Фандорин уел русофоба историей, приключившейся с месяц назад. В то время Маса был увлечен гипотезой, что ненавистный инженер только прикидывается врагом Российской империи, а на самом деле служит в Охранке и приставлен к господину, чтобы шпионить. Однажды японец явился возбужденный и сообщил: «Негодяй себя выдал! Он только что тайком отправился на телеграф и занял очередь к окошку. По дороге всё время оглядывался! Мы возьмем его с поличным, господин! Идемте скорей!»
Заинтригованный, Фандорин последовал за слугой. И действительно: Булль, воровато оглядываясь, передал телеграфисту какую‑то депешу. В Санкт‑Петербург.
Эраст Петрович удивленно нахмурился.
Короткая беседа с телеграфистом, подкрепленная золотой «вильгельминой» в десять гульденов, дала удивительный результат. Выяснилось, что мистер Булль регулярно отправляет в Россию денежные переводы. То в комитет помощи жертвам Кишиневского погрома, то в комиссию поддержки голодающих крестьян Харьковской губернии, то в общество призрения сирот.
Призванный к ответу, инженер ужасно разозлился, наговорил чудовищных гадостей и объявил, что разрывает контракт, сию же минуту уезжает. Пришлось долго его уговаривать и пообещать, что инцидент с телеграфом никогда не будет поминаться. Но иногда Эраст Петрович все же не отказывал себе в удовольствии нарушить клятву. Ибо сказано: «Благородный муж должен во всем соблюдать умеренность, в том числе в суровости по отношению к собственным удовольствиям».
В иллюминаторе вновь показался Маса. Покачал башкой, скорбно округлил глаза. Ничего.
– Пойду п‑поплаваю, – сказал Фандорин в телефон по‑английски, давая понять, что инцидент исчерпан. – Поднимитесь в рубку и следите за дифферентой, а то нас течением подталкивает…
* * *
Вплоть до самого вечера день прикидывался обыкновенным – точь‑в‑точь таким же, как все другие арубские дни.
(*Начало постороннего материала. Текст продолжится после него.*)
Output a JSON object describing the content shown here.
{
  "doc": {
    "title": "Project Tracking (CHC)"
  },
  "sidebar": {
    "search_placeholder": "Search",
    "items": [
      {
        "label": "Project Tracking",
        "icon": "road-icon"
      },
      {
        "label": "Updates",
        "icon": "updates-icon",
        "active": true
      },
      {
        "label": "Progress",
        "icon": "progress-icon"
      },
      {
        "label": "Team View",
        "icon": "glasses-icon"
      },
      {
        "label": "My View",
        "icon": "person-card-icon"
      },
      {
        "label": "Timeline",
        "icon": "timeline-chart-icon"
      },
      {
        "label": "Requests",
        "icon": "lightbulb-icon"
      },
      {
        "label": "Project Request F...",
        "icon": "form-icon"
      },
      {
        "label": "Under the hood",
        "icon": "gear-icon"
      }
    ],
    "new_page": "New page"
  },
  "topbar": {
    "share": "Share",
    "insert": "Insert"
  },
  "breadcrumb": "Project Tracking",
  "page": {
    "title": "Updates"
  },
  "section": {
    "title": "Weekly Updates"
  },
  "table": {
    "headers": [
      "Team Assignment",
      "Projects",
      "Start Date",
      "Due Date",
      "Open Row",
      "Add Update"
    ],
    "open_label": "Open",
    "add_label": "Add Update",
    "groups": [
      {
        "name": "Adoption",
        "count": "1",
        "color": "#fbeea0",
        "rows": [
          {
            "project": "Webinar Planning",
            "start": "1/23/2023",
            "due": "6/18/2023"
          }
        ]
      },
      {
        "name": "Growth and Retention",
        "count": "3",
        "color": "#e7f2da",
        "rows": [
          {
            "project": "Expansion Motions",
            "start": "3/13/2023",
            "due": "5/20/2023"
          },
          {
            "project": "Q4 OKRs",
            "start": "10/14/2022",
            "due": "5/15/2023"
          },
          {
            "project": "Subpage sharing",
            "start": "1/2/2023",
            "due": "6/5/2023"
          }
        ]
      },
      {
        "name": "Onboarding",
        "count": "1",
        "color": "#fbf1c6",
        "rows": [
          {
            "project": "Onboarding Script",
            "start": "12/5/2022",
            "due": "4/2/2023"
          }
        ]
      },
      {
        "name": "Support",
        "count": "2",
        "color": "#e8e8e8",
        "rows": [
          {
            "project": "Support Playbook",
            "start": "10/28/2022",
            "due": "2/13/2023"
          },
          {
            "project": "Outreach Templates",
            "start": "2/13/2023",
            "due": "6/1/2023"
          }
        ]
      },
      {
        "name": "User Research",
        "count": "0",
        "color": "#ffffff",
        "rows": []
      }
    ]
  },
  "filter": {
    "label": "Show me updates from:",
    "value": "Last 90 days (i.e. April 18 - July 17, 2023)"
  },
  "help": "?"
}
Перед закатом, следуя установившемуся ритуалу, Фандорин сидел в шезлонге на белой терраске съемного дома и ждал заката, чтобы можно было выпить первый бокал «де‑рюйтера», местного пунша. Принципы не позволяли Эрасту Петровичу употреблять алкоголь при свете солнца. А то еще сопьешься в здешнем раю, как многие другие экспатрианты.
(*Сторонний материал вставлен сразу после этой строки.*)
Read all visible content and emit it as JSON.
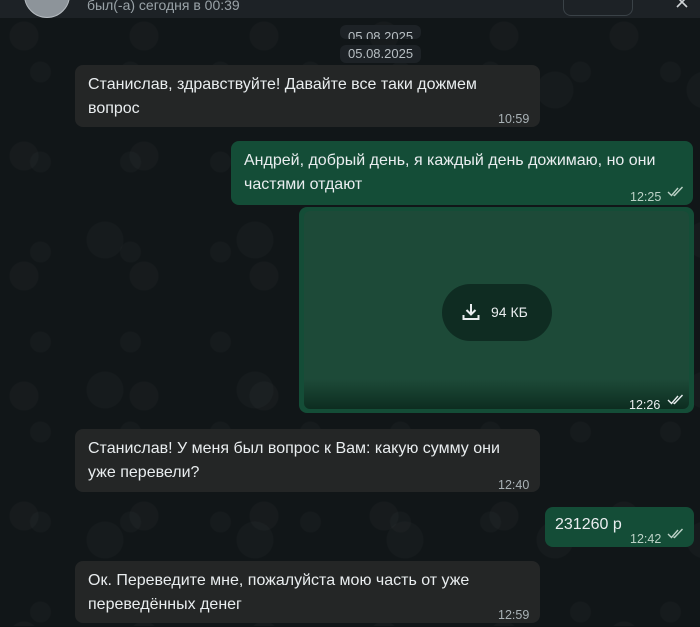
{
  "header": {
    "status": "был(-а) сегодня в 00:39"
  },
  "dates": [
    "05.08.2025",
    "05.08.2025"
  ],
  "messages": [
    {
      "text_line1": "Станислав, здравствуйте! Давайте все таки дожмем",
      "text_line2": "вопрос",
      "time": "10:59",
      "direction": "in"
    },
    {
      "text_line1": "Андрей, добрый день, я каждый день дожимаю, но они",
      "text_line2": "частями отдают",
      "time": "12:25",
      "direction": "out",
      "read": true
    },
    {
      "file_size": "94 КБ",
      "time": "12:26",
      "direction": "out",
      "read": true,
      "type": "file"
    },
    {
      "text_line1": "Станислав! У меня был вопрос к Вам: какую сумму они",
      "text_line2": "уже перевели?",
      "time": "12:40",
      "direction": "in"
    },
    {
      "text_line1": "231260 р",
      "time": "12:42",
      "direction": "out",
      "read": true
    },
    {
      "text_line1": "Ок. Переведите мне, пожалуйста мою часть от уже",
      "text_line2": "переведённых денег",
      "time": "12:59",
      "direction": "in"
    }
  ],
  "colors": {
    "incoming": "#242626",
    "outgoing": "#144d37",
    "background": "#111618"
  },
  "icons": {
    "download": "download-icon",
    "read_receipt": "double-check-icon"
  }
}
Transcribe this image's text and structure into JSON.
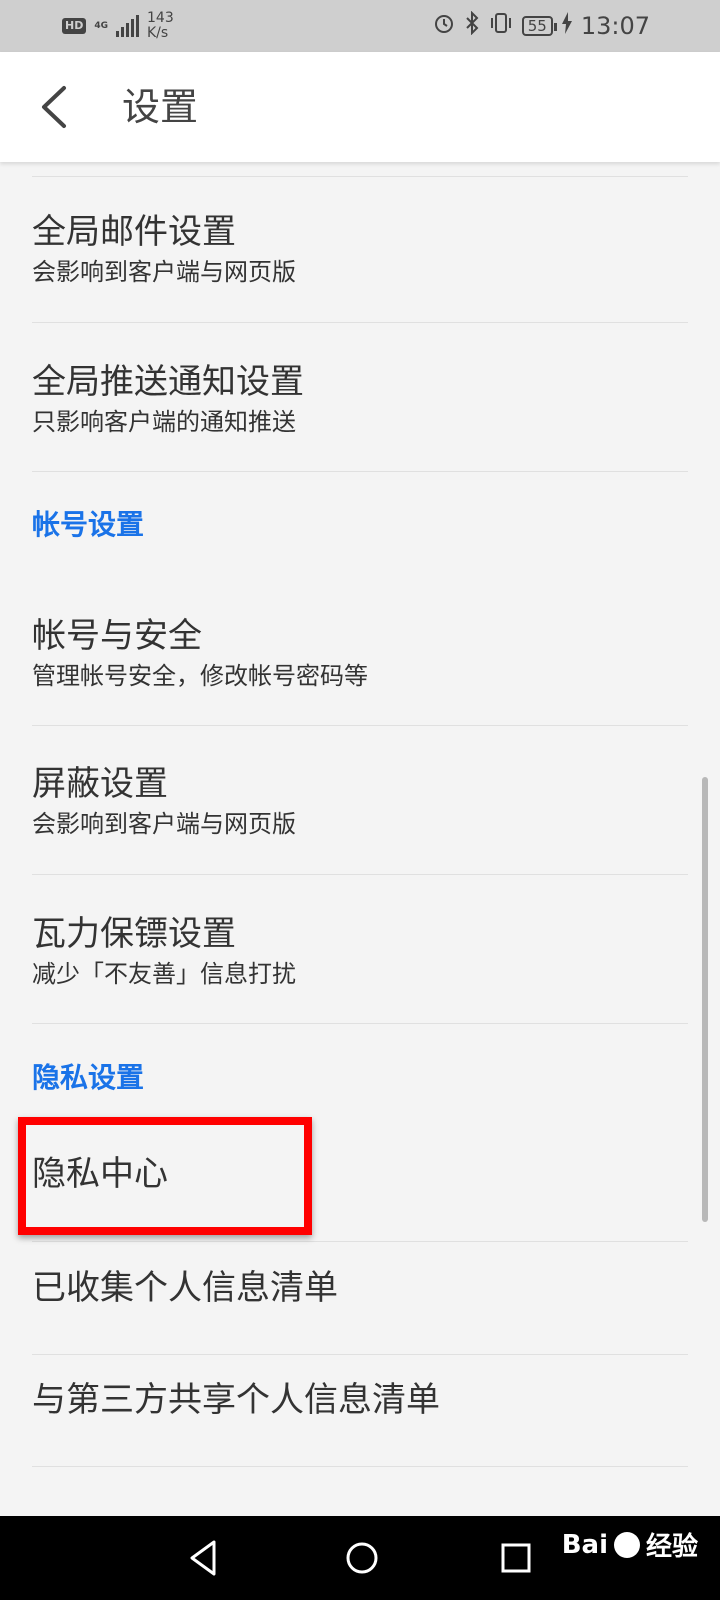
{
  "status_bar": {
    "network_badge": "HD",
    "network_type": "4G",
    "speed_value": "143",
    "speed_unit": "K/s",
    "battery": "55",
    "time": "13:07"
  },
  "header": {
    "title": "设置"
  },
  "items": [
    {
      "title": "全局邮件设置",
      "subtitle": "会影响到客户端与网页版"
    },
    {
      "title": "全局推送通知设置",
      "subtitle": "只影响客户端的通知推送"
    }
  ],
  "section_account": {
    "label": "帐号设置",
    "items": [
      {
        "title": "帐号与安全",
        "subtitle": "管理帐号安全，修改帐号密码等"
      },
      {
        "title": "屏蔽设置",
        "subtitle": "会影响到客户端与网页版"
      },
      {
        "title": "瓦力保镖设置",
        "subtitle": "减少「不友善」信息打扰"
      }
    ]
  },
  "section_privacy": {
    "label": "隐私设置",
    "items": [
      {
        "title": "隐私中心"
      },
      {
        "title": "已收集个人信息清单"
      },
      {
        "title": "与第三方共享个人信息清单"
      }
    ]
  },
  "watermark": {
    "brand": "Bai",
    "brand_suffix": "经验"
  },
  "colors": {
    "accent": "#1a73e8",
    "highlight": "#ff0000",
    "header_bg": "#ffffff",
    "page_bg": "#f4f4f4"
  }
}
Из большого мира, где творятся масштабные злодеяния, сшибаются империи, взлетают кометой и рассыпаются мелкими искрами карьеры, бывший статский советник и вольный сыщик не только замыслил, но уже и совершил побег – в обитель дальную трудов и чистых нег.
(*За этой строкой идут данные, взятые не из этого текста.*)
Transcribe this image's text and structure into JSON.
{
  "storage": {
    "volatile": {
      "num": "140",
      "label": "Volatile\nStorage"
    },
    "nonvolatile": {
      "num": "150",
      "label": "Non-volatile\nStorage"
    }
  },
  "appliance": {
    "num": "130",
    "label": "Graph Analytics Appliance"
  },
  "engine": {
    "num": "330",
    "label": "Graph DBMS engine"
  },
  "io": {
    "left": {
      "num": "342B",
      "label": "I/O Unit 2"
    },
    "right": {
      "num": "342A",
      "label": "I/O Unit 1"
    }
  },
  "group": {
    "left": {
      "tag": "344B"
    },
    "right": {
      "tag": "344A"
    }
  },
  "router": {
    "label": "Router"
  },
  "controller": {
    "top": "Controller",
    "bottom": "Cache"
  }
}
Мир нехорош, неумен и некрасив. Его изъяны один человек исправить не в силах. Так не лучше ль заняться корректировкой собственных искривлений и недостатков? Главный секрет душевного спокойствия заключался в том, чтобы не следить за новостями, не читать газет и вовремя отключать слух, когда чертов Булль начинает говорить о России.
Витте отправлен в отставку? В фаворе статс‑секретарь Безобразов, сторонник войны с Японией? Ах, как скверно…
Стоп, сказал себе Фандорин. Меня это больше не касается. Я живу на Арубе, которую не зря называют «счастливым островом». И взялся за бокал раньше установленного срока.
К Арубе, маленькой голландской колонии, замыкающей цепочку Малого Антильского архипелага, Эраст Петрович не просто привязался, но считал ее прообразом будущего устройства Земли, когда планета оскудеет природными ресурсами, которые позволяют человечеству паразитировать за счет плодородия почвы и полезных ископаемых, и людям придется наконец взяться за ум – или вымереть. Не вечно же глумиться над черноземными полями и беззащитными лесами, бездумно качать нефть, расходовать накопившийся за миллионы лет уголь.
На Арубе, в отличие от других Карибских островов, не было ничего. Совсем. Ни запасов сырья, ни даже нормальной зелени. Земля была почти безводной, и повсюду росли только суровые шипастые растения, как в пустыне. Воду доставляли с материка. Поэтому местному населению приходилось много и тяжко работать. Ничто не доставалось даром. Здесь берегли и ценили любой кусок металла или доску. Если строили, то добротно и основательно. Если расходовали, то экономно. Посадят дерево в специально привезенную почву – берегут, поливают, лечат. Из‑за такого отношения к труду, ресурсам – к жизни арубцы заметно отличались от обитателей беспечных окрестных островов. Они были зажиточнее, уравновешеннее и как‑то – вот самое точное слово – взрослее.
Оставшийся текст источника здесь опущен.